Svegliata dai tuoni e dal lampeggiare che filtrava attraverso le veneziane aperte, sono rimasta a letto fino a che non ho sentito il ticchettio della pioggia. Poi mi sono alzata e così come fanno i bambini, sono rimasta ad osservare quelle gocce, ora lente, ora decise, lucidare i tetti, le strade, i balconi. L’aria si è gonfiata di fresco e quel tamburellare vitreo è divenuto una musica senza spartito. Poi l’odore pungente di terra bagnata mi ha investita ed inebriata e si confondeva con l’odore del pane fresco di qualche forno delle vicinanze. O forse no. Forse era solo l’odore di terra bagnata che mi ha riportata all’odore pungente del pane appena sfornato, quel profumo che sa di nuovo, di buono, di inizio, di ri-partenza di un nuovo giorno, di promessa.

E mentre il cielo si colorava di mille sfumature di grigio, ho sorseggiato il caffè giocando coi rivoli d’acqua che, timidi, scendevano lungo i vetri.

Ora, mentre scrivo, ha smesso di piovere e il cielo presenta  spazi di azzurro; il regalo di stanotte non basterà di certo a soddisfare l’arsura delle campagne e dei boschi, ma il profumo di terra bagnata è rimasto e serve a dare una nuova carica, una nuova freschezza, anche se repentina, disordinata e sfuggevole.

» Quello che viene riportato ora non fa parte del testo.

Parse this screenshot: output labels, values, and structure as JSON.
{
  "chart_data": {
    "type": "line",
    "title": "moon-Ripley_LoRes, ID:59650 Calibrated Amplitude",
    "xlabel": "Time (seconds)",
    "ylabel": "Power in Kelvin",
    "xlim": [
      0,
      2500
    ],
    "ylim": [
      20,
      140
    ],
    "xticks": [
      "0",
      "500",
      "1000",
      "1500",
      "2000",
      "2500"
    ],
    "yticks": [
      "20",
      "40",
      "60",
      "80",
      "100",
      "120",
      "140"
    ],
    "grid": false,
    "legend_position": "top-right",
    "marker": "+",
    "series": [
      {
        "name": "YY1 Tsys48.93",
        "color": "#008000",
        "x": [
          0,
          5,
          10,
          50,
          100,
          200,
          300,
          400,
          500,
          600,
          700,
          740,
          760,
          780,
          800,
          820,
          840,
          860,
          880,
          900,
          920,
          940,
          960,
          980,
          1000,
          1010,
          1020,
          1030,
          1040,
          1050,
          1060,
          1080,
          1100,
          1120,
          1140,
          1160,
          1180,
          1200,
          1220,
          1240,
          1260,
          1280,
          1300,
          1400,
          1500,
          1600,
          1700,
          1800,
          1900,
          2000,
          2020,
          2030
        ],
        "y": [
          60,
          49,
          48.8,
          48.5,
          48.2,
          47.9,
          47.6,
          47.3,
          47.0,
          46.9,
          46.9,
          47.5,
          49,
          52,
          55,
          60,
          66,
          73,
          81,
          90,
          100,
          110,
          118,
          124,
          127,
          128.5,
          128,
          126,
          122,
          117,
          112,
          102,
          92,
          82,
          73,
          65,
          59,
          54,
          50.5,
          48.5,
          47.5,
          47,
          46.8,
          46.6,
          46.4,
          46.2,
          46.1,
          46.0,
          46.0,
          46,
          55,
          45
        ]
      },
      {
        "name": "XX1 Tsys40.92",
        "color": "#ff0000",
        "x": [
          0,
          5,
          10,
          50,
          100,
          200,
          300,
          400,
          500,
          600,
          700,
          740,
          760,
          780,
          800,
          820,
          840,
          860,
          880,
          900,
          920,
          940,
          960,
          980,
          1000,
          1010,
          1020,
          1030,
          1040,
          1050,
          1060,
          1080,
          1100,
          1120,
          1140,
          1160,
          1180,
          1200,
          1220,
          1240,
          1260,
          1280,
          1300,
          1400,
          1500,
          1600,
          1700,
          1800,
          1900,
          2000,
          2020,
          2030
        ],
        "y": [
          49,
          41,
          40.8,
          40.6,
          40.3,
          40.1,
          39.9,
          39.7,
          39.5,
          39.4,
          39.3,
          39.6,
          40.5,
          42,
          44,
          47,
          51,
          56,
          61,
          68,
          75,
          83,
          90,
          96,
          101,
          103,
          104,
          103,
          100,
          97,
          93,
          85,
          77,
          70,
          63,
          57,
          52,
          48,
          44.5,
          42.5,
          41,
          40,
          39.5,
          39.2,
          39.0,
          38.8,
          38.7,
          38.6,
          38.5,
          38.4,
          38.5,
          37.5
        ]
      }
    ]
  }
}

“… e d’improvviso penetrare in una stanza piena di luce. Un’altra dimensione, certezze appena nate. Il corpo non e’ piu’ un involucro, la mente abita le nuvole, sua e’ la potenza dell’acqua, si annunciano giorni felici, in una nuova nascita”.

Sarà così per questa mia meravigliosa, martoriata ed offesa terra sicula? Me lo auguro. Tanto dipenderà da ognuno di noi.